MarkLogic 7 Enhances Enterprise NoSQL With Automated Tiered Storage and Expanded Support for Hadoop

Oct 10, 2013

MarkLogic today announced the latest version of its Enterprise NoSQL database platform, MarkLogic 7. To help organizations gain better operational agility and optimize storage costs, MarkLogic 7 supports cloud computing, extends support for Hadoop, and has new features to enable database elasticity, and searchable tiered storage. Additionally, to help users understand and gain more meaning from their data, MarkLogic is introducing MarkLogic Semantics, which combines the power of documents, values and RDF triples to enable analysts to make more informed decisions, and to support the delivery of most contextually relevant information to users.

Reducing storage costs with MarkLogic 7

With this release, MarkLogic automates the process of placing data into different storage tiers so that the data is automatically placed on the storage that is most cost-effective and performance-appropriate for the data, explained Joe Pasqua, Senior Vice President, Product Strategy, MarkLogic.

“What we have done is made it possible to run a single instance of MarkLogic across multiple different types of storage transparently at the same time,” said Pasqua. The data remains readily available with sub-second query performance, so it can still adhere to governance, compliance and security policies over the entire lifetime of the data, even while leveraging cost-effective public or private cloud platforms. “Customers that are upgrading from MarkLogic 6 to MarkLogic 7 are going to have huge cost reduction for storage without doing anything,” said Pasqua.
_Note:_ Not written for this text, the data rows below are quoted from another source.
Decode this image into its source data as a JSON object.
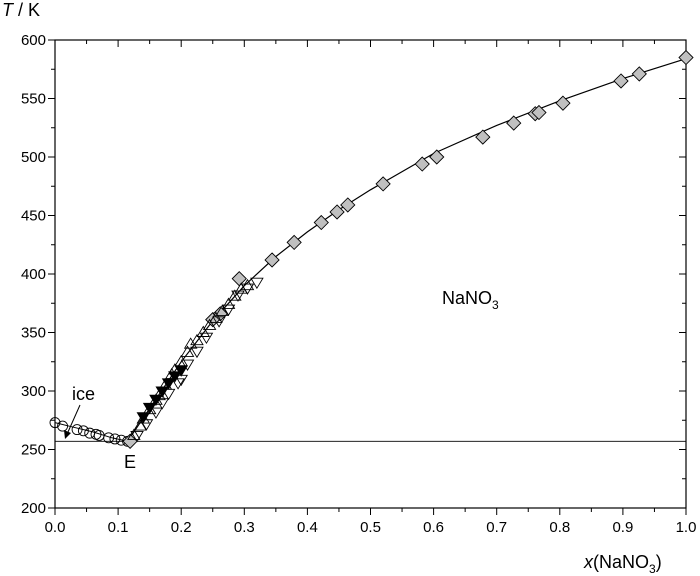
{
  "chart_data": {
    "type": "scatter",
    "ylabel_italic": "T",
    "ylabel_rest": " / K",
    "xlabel_italic": "x",
    "xlabel_rest": "(NaNO",
    "xlabel_sub": "3",
    "xlabel_close": ")",
    "xlim": [
      0,
      1
    ],
    "ylim": [
      200,
      600
    ],
    "grid": false,
    "x_ticks": [
      "0.0",
      "0.1",
      "0.2",
      "0.3",
      "0.4",
      "0.5",
      "0.6",
      "0.7",
      "0.8",
      "0.9",
      "1.0"
    ],
    "y_ticks": [
      "200",
      "250",
      "300",
      "350",
      "400",
      "450",
      "500",
      "550",
      "600"
    ],
    "annotations": {
      "ice": "ice",
      "eutectic": "E",
      "phase_main": "NaNO",
      "phase_sub": "3"
    },
    "eutectic_temperature": 257,
    "series": [
      {
        "marker": "circle-open",
        "points": [
          [
            0,
            273
          ],
          [
            0.012,
            270
          ],
          [
            0.035,
            267
          ],
          [
            0.045,
            266
          ],
          [
            0.055,
            264
          ],
          [
            0.065,
            263
          ],
          [
            0.07,
            262
          ],
          [
            0.085,
            260
          ],
          [
            0.095,
            259
          ],
          [
            0.105,
            258
          ],
          [
            0.115,
            257
          ]
        ]
      },
      {
        "marker": "diamond-gray",
        "points": [
          [
            0.119,
            257
          ],
          [
            0.25,
            361
          ],
          [
            0.262,
            366
          ],
          [
            0.292,
            396
          ],
          [
            0.344,
            412
          ],
          [
            0.379,
            427
          ],
          [
            0.422,
            444
          ],
          [
            0.447,
            453
          ],
          [
            0.464,
            459
          ],
          [
            0.52,
            477
          ],
          [
            0.582,
            494
          ],
          [
            0.605,
            500
          ],
          [
            0.678,
            517
          ],
          [
            0.727,
            529
          ],
          [
            0.761,
            537
          ],
          [
            0.767,
            538
          ],
          [
            0.805,
            546
          ],
          [
            0.897,
            565
          ],
          [
            0.926,
            571
          ],
          [
            1.0,
            585
          ]
        ]
      },
      {
        "marker": "triangle-up-open",
        "points": [
          [
            0.125,
            262
          ],
          [
            0.135,
            270
          ],
          [
            0.14,
            276
          ],
          [
            0.15,
            284
          ],
          [
            0.16,
            292
          ],
          [
            0.165,
            296
          ],
          [
            0.175,
            305
          ],
          [
            0.185,
            314
          ],
          [
            0.19,
            318
          ],
          [
            0.2,
            325
          ],
          [
            0.21,
            333
          ],
          [
            0.215,
            340
          ],
          [
            0.225,
            343
          ],
          [
            0.235,
            350
          ],
          [
            0.245,
            356
          ],
          [
            0.255,
            362
          ],
          [
            0.265,
            368
          ],
          [
            0.275,
            374
          ],
          [
            0.285,
            381
          ],
          [
            0.295,
            387
          ],
          [
            0.305,
            390
          ]
        ]
      },
      {
        "marker": "triangle-down-open",
        "points": [
          [
            0.13,
            262
          ],
          [
            0.145,
            272
          ],
          [
            0.16,
            282
          ],
          [
            0.17,
            290
          ],
          [
            0.18,
            298
          ],
          [
            0.195,
            307
          ],
          [
            0.2,
            310
          ],
          [
            0.21,
            323
          ],
          [
            0.225,
            334
          ],
          [
            0.24,
            346
          ],
          [
            0.26,
            360
          ],
          [
            0.275,
            370
          ],
          [
            0.29,
            382
          ],
          [
            0.305,
            388
          ],
          [
            0.32,
            393
          ]
        ]
      },
      {
        "marker": "triangle-down-filled",
        "points": [
          [
            0.14,
            278
          ],
          [
            0.15,
            286
          ],
          [
            0.16,
            293
          ],
          [
            0.17,
            300
          ],
          [
            0.18,
            307
          ],
          [
            0.19,
            313
          ],
          [
            0.2,
            318
          ]
        ]
      }
    ],
    "curves": {
      "ice_liquidus": [
        [
          0,
          273
        ],
        [
          0.03,
          269
        ],
        [
          0.06,
          265
        ],
        [
          0.09,
          260
        ],
        [
          0.115,
          257
        ]
      ],
      "nano3_liquidus": [
        [
          0.115,
          257
        ],
        [
          0.15,
          285
        ],
        [
          0.2,
          325
        ],
        [
          0.25,
          360
        ],
        [
          0.3,
          390
        ],
        [
          0.35,
          415
        ],
        [
          0.4,
          436
        ],
        [
          0.45,
          455
        ],
        [
          0.5,
          472
        ],
        [
          0.6,
          503
        ],
        [
          0.7,
          527
        ],
        [
          0.8,
          548
        ],
        [
          0.9,
          567
        ],
        [
          1.0,
          584
        ]
      ]
    },
    "colors": {
      "diamond_fill": "#c0c0c0",
      "line": "#000000"
    }
  }
}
Expanded support for Hadoop in MarkLogic 7

In addition to local disk, SAN, NAS and other traditional file systems, MarkLogic can run directly on top of the Hadoop Distributed File System (HDFS) for either operational or archive data. “We have been integrating more and more with Hadoop over time. We now have a number of different touch points and way that we integrate with Hadoop, and the most recent thing we have done is added it as a tier in our tiered storage mechanism. We can also run on it natively independent of our tiered storage. We can use Hadoop to run big parallel jobs for us,” said Pasqua. In addition, Pasqua added, “we have something called MLCP which is our MarkLogic Content Pump and we have integrated that with Hadoop so we can also use Hadoop to do a massive parallel ingestion job into MarkLogic. We have a roadmap with Hadoop and we are adding more and more capability to it over time.”
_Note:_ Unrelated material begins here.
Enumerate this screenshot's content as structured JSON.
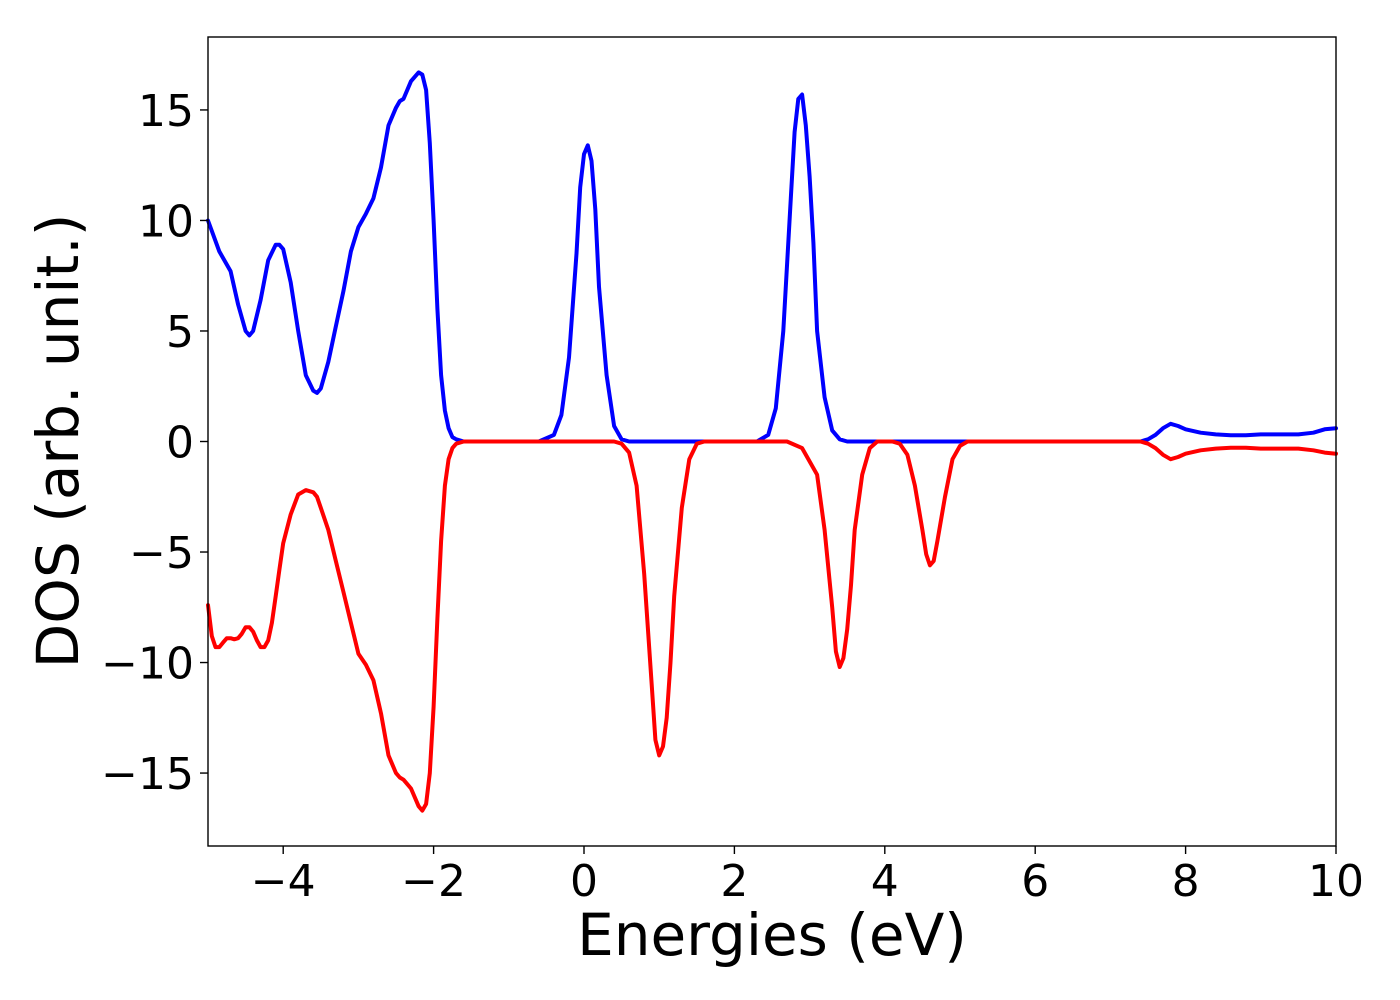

Elasticity at the data layer in MarkLogic 7

“One of the major areas that we have added in MarkLogic 7 is elasticity and the goal is to make the data layer dynamically expand and contract in response to changing load requirements,” said Pasqua. “The whole idea of elasticity has come to the forefront in people’s minds with public clouds like Amazon. However, it has been elusive to achieve at the data layer – and it is a lot harder there. Because when you are expanding and contracting at the data layer, it is not just about adding more servers, it is about having your data in the right place. If you just add a bunch of servers, but don’t distribute your data to make the data more accessible then you are not really providing the best service because you are still going to bottleneck on the data.”

With MarkLogic 7, a combination of advanced performance monitoring, programmatic control of cluster size, sophisticated data rebalancing, and granular control of resources enable this elasticity at the data layer whether it is on-premise or in the cloud, according to the company. MarkLogic can also leverage Amazon S3 either as a native storage tier or for cloud backup from an on-premises deployment, enabling hybrid on-premises/cloud architectures. This is possible, according to the vendor, because MarkLogic supports ACID transactions, which is necessary for any database that will be used for mission-critical applications.

MarkLogic Semantics option

MarkLogic 7 offers a new semantics option that stores the RDF (Resource Description Framework) triples (also known as Linked Data), documents and values in the same proven NoSQL database, maintaining context and marking the facts available for decision-making. And, with a specialized triple index, MarkLogic Semantics enables industry-standard SPARQL queries combined with queries against documents and values, so that all relevant information is delivered in applications and analytic reports. According to MarkLogic,until now, triple stores have been separated from the data source itself, which often causes meaning and context to be lost, but with MarkLogic Semantics this problem is solved by adding the RDF triple store to the Enterprise NoSQL document, value and metadata store.

Available now through the Early Access program, MarkLogic 7 will be generally available for production uses in late November. The Tiered Storage and Semantics options are also available in Early Access and will be available along with the production release.